И надо же, именно рядом с этой ужасно корявой скалой он обнаружил скрюченное, ростом весьма достойное, а по названию неизвестное ему дерево, которое от самого корня росло как-то кривовато, словно сломанное пополам налетом ветра, а потом все-таки выжившее и оставшееся таким, какое есть, дерево, которое в минуту бессознательной нежности или перевозбуждения назвал Хрисой (по-гречески «золотой»).
Вся это груда острых скал напомнила Филоктету совершенно конкретное, замершее во времени мгновение, когда эта плеяда воинов собиралась в поход, и даже решительно начала его, напомнила ему грозовой день на Авлиде.
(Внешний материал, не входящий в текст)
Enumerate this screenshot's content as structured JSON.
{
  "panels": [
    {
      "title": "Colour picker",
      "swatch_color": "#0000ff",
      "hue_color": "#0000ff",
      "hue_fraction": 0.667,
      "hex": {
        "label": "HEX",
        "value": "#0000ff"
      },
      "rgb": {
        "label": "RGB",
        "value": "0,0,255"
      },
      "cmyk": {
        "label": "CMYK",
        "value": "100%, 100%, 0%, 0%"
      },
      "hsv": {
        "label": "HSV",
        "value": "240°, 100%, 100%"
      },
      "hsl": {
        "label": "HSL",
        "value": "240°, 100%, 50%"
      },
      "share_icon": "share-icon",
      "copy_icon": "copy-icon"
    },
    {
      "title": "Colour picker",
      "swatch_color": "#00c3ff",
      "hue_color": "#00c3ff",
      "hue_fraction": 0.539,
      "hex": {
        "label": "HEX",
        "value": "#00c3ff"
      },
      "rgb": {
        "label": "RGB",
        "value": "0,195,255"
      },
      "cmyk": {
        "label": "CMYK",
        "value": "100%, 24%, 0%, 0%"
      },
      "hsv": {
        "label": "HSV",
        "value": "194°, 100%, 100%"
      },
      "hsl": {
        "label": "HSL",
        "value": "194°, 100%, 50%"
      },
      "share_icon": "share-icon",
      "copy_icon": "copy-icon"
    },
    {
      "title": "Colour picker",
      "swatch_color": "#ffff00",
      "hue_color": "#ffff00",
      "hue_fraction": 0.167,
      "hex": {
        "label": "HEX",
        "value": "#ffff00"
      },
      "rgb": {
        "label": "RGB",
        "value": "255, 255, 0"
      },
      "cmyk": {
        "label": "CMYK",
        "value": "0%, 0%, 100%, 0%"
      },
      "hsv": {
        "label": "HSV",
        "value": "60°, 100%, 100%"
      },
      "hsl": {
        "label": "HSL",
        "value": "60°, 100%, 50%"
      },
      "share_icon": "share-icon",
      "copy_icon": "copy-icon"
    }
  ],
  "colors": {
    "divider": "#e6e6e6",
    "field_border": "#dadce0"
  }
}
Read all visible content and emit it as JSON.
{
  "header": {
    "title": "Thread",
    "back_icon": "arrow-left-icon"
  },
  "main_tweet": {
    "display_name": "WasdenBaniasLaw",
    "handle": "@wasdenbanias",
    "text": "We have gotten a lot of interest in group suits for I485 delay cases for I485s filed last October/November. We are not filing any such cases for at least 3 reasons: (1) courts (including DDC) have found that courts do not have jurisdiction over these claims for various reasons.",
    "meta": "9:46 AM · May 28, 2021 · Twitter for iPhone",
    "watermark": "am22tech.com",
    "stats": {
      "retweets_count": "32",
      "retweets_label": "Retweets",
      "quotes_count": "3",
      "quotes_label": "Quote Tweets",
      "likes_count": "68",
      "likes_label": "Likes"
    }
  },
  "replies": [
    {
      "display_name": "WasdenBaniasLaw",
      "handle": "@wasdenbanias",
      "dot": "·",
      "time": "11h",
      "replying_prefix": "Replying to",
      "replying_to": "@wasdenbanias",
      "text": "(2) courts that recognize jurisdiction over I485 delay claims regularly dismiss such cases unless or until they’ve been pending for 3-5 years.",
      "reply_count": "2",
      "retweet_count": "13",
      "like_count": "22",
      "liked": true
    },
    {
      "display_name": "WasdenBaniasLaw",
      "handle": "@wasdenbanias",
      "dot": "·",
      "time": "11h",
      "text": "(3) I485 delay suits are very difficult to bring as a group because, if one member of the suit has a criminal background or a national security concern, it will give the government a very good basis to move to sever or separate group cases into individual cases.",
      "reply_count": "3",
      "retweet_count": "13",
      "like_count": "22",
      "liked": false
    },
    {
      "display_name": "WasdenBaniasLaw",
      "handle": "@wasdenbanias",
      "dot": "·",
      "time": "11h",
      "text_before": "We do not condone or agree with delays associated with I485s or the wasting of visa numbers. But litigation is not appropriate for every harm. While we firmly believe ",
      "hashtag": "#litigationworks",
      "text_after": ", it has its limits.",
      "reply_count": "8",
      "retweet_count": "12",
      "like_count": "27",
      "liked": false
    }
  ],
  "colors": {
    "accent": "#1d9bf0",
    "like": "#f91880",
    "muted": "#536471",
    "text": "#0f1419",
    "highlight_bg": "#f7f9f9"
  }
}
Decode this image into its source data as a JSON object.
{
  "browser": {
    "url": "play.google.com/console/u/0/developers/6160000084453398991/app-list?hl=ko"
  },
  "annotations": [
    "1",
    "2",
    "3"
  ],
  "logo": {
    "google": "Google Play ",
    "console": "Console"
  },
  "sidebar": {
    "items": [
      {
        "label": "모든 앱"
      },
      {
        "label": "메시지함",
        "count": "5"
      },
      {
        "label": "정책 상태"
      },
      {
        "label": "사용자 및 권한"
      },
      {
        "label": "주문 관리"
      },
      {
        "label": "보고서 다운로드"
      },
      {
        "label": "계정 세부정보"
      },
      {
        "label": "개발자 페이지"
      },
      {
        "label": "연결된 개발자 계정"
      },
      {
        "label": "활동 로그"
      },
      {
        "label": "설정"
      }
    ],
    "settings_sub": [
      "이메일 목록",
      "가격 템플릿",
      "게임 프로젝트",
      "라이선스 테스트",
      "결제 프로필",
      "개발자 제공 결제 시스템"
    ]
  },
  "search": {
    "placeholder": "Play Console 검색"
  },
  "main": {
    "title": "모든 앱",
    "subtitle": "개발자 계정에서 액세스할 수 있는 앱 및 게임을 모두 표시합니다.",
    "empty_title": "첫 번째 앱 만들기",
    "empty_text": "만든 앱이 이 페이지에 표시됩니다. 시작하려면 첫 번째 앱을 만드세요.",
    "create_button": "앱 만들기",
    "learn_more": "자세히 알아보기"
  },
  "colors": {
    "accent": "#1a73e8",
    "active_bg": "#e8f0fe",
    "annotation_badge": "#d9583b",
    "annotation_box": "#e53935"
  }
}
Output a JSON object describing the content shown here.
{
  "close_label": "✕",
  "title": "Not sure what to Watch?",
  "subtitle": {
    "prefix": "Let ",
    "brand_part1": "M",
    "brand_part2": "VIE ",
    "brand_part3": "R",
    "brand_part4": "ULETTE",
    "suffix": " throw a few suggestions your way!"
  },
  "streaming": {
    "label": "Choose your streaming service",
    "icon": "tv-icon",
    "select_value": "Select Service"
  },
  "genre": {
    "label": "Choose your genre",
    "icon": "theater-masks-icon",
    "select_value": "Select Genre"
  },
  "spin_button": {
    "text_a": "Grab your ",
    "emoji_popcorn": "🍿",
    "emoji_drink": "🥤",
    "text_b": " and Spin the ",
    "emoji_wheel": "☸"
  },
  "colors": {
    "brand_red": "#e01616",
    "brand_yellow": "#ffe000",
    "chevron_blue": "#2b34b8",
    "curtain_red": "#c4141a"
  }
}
Скала Агамемнона, скажем, взяла его штурмом и сама себя обозначила двумя черными полосами, возникшими, наверное, от струй дождевой воды, стекавшей с туповатой вершины; они напоминали ему кровь, стекающую с рук Агамемнона, кровь его дочери Ифигении, которую принес в жертву этот взбалмошный, бесстыжий, туповатый дикарь, слепо верящий каждому слову своих жрецов, но так и не научившийся правильно возлагать жертву на алтарь, этот «правоверный» верующий, на самом деле псевдоверующий, безразличный, готовый по наговору никчемного пьяницы – верховного жреца Калханта, убить собственную дочь всего лишь из-за ветра, не позволившего отплыть греческой армаде.
Вторая скала, Одиссеева, также своим обликом сама себе повелела назваться Злым. Филоктет уже при первой встрече заприметил длинный камень, который невероятно походил на большой кривой нос Одиссея, а мох около этого камня напоминал нездоровый цвет кожи этого человека, хитроумного Одиссея, притворившегося сумасшедшим, когда надо было отправляться на войну, но моментально, стоило Менелаю лишь намекнуть на возможность всласть пограбить, стал еще каким нормальным, даже сознание его прояснилось; и Одиссея, следовательно, напомнила Филоктету эта скала, его непостоянное, но инстинктивно лживое естество, его нос, который, когда владельца подлавливали на лжи или перевирании, начинал виснуть, позволяя губе прикрыть ноздри и придавая лицу хитрованское выражение. Напоминала ему эта скала закутанного, жиром заросшего «героя» с Итаки, что надоедливой и преувеличенной любезностью старается внушить людям, какой он воспитанный, культурный и исключительно храбрый воин, а на самом деле – обычный герой застолий, где с большим жаром рассказывает о хорошо приготовленном блюде, чем о самой битве.